Mark Cushing on Pet Nation and Pet Stores Selling Dogs and Cats
Should there be bans on pet store sales of dogs and cats? I’ve been a vocal supporter of such bans for years, but Mark Cushing, author Pet Nation: The Inside Story of How Companion Animals are Transforming Our HOMES, CULTURE and ECONOMY disagrees.
Mark admits that puppy mills supply dogs and sometimes cats to pet stores and that no responsible breeder ever sells to a pet store. And I agree large commercial facilities, which aren’t puppy mills, also supply pet stores. While pups raised in these large facilities may be raised in humane conditions, so little is known about how they are raised. For example how are they socialized? Pet stores offer no transparency and often mislead the public about where they get their dogs or cats from.

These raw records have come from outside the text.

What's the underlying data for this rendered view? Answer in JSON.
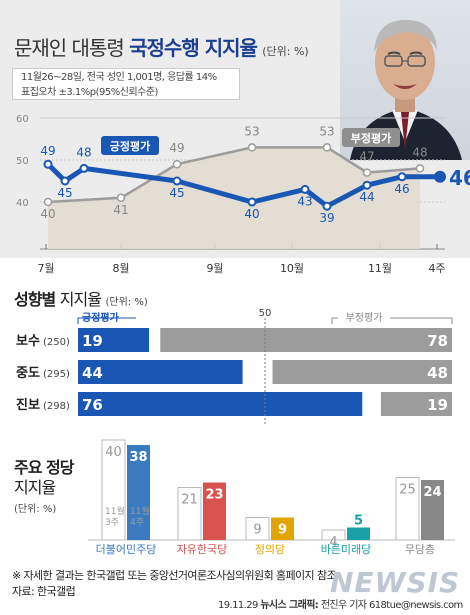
{
  "header": {
    "title_plain": "문재인 대통령",
    "title_bold": "국정수행 지지율",
    "title_unit": "(단위: %)",
    "survey_line1": "11월26~28일, 전국 성인 1,001명, 응답률 14%",
    "survey_line2": "표집오차 ±3.1%p(95%신뢰수준)"
  },
  "trend": {
    "y_ticks": [
      "40",
      "50",
      "60"
    ],
    "x_labels": [
      "7월",
      "8월",
      "9월",
      "10월",
      "11월",
      "4주"
    ],
    "positive_label": "긍정평가",
    "negative_label": "부정평가"
  },
  "ideology": {
    "title_bold": "성향별",
    "title_plain": "지지율",
    "unit": "(단위: %)",
    "midline": "50",
    "positive_label": "긍정평가",
    "negative_label": "부정평가"
  },
  "party": {
    "title_bold": "주요 정당",
    "title_plain": "지지율",
    "unit": "(단위: %)",
    "week_prev": "11월 3주",
    "week_cur": "11월 4주"
  },
  "footer": {
    "note": "※ 자세한 결과는 한국갤럽 또는 중앙선거여론조사심의위원회 홈페이지 참조",
    "source": "자료: 한국갤럽",
    "credit_date": "19.11.29",
    "credit_org": "뉴시스 그래픽:",
    "credit_author": "전진우 기자 618tue@newsis.com",
    "logo": "NEWSIS"
  },
  "colors": {
    "positive": "#1a57b5",
    "negative": "#9c9c9c",
    "header_bg": "#ececec"
  },
  "chart_data": [
    {
      "type": "line",
      "title": "문재인 대통령 국정수행 지지율",
      "ylim": [
        40,
        60
      ],
      "series": [
        {
          "name": "긍정평가",
          "values": [
            49,
            45,
            48,
            45,
            40,
            43,
            39,
            44,
            46,
            46
          ]
        },
        {
          "name": "부정평가",
          "values": [
            40,
            41,
            49,
            53,
            53,
            47,
            48
          ]
        }
      ]
    },
    {
      "type": "bar",
      "title": "성향별 지지율",
      "categories": [
        "보수",
        "중도",
        "진보"
      ],
      "sample_sizes": [
        "(250)",
        "(295)",
        "(298)"
      ],
      "series": [
        {
          "name": "긍정평가",
          "values": [
            19,
            44,
            76
          ]
        },
        {
          "name": "부정평가",
          "values": [
            78,
            48,
            19
          ]
        }
      ]
    },
    {
      "type": "bar",
      "title": "주요 정당 지지율",
      "categories": [
        "더불어민주당",
        "자유한국당",
        "정의당",
        "바른미래당",
        "무당층"
      ],
      "colors": [
        "#3a7bc0",
        "#d9534f",
        "#e2a400",
        "#1aa1a7",
        "#888888"
      ],
      "series": [
        {
          "name": "11월 3주",
          "values": [
            40,
            21,
            9,
            4,
            25
          ]
        },
        {
          "name": "11월 4주",
          "values": [
            38,
            23,
            9,
            5,
            24
          ]
        }
      ]
    }
  ]
}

Some may be surprised that I agree with Mark that we’re spaying/neutering ourselves into a shortage of dogs, unless you want a dog that looks like a pitbull (and there’s nothing wrong with that) or a Chihuahua. At this point cities like Boston or Chicago are able to import dogs from other states like Alabama or Arkansas. But that supply will diminish at some point.
Having said that, right now, many shelters are experiencing a surge as a result of housing issues, and we talk about this.

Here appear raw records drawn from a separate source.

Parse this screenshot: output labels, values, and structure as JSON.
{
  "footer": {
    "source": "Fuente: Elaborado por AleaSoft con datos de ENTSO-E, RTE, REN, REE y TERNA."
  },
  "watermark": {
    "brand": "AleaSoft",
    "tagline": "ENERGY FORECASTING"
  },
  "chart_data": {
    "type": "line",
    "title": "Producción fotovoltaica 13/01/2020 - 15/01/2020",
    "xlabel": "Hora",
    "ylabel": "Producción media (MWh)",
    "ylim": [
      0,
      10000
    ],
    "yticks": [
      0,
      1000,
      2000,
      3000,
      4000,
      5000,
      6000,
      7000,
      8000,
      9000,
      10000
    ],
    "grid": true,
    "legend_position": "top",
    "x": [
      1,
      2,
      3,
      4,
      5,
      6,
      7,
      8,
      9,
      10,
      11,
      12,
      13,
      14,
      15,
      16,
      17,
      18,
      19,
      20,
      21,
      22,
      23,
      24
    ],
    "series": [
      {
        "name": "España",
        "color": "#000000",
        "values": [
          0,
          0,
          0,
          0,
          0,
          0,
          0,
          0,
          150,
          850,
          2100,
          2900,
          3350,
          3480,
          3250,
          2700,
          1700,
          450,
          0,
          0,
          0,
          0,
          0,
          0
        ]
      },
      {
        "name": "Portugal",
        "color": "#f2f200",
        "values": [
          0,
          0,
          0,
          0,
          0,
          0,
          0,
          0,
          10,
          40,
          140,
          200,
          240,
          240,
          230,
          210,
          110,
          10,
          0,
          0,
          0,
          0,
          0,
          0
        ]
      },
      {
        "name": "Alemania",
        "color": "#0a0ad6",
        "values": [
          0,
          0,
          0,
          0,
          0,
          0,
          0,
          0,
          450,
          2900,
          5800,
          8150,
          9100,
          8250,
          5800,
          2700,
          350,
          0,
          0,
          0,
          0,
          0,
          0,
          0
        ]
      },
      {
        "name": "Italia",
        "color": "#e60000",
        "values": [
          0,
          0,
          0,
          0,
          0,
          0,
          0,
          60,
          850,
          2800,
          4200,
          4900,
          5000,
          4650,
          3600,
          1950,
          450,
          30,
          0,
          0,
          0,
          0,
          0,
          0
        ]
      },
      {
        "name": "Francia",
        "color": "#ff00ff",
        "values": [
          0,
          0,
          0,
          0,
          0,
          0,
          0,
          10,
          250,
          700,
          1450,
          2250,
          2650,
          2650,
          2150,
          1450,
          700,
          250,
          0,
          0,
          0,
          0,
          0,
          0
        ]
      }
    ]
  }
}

Meanwhile, hobby breeders of purebred dogs, for a variety of reasons, are also increasingly harder to find. We agree about concerns regarding importing dogs from overseas. Cushing offers his solution to this problem of sourcing dogs.

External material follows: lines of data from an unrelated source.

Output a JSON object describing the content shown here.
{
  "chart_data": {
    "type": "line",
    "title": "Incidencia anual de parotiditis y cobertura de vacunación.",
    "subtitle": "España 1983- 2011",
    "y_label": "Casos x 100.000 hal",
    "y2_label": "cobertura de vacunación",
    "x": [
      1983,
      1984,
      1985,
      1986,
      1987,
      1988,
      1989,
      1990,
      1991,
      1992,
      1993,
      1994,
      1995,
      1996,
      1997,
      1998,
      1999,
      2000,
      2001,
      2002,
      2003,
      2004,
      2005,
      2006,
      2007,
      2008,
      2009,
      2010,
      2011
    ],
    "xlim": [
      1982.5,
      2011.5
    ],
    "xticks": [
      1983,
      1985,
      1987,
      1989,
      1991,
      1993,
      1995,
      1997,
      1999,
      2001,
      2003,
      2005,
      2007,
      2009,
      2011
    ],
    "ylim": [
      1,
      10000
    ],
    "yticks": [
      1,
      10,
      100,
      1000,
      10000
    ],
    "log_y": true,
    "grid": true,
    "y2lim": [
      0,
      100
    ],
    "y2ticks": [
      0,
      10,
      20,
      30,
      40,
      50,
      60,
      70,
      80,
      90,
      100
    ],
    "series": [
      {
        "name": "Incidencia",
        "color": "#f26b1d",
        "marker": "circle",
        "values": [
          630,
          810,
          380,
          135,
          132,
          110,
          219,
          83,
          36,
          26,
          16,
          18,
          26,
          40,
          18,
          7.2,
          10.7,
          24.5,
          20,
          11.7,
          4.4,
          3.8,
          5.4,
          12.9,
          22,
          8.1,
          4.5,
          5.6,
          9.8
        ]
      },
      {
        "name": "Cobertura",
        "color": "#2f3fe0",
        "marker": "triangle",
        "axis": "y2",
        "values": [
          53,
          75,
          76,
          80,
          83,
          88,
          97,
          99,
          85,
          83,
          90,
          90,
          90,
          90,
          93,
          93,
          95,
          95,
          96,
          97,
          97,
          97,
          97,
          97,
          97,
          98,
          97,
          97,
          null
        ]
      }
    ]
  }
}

I also agree that basic economic rules may hamper some from getting a pet in the first place. If indeed there is a shortage or a perceived shortage – as we’ve now begun to see with the “doodle dogs” and some purebred dogs – prices rise. It’s just a matter of supply/demand. We agree the last thing we want to see is access to purchase companion animals moving beyond easy affordability.
I don’t always agree with Cushing but there is no doubt that he is well-informed. Here’s what needs to happen: All sides of issues regarding sourcing need to get together in one place at one time. To my knowledge the last time this occurred, only one side – with mostly old white-haired guys – met to “make decisions” which turned out to be totally irrelevant and not known let alone adhered to.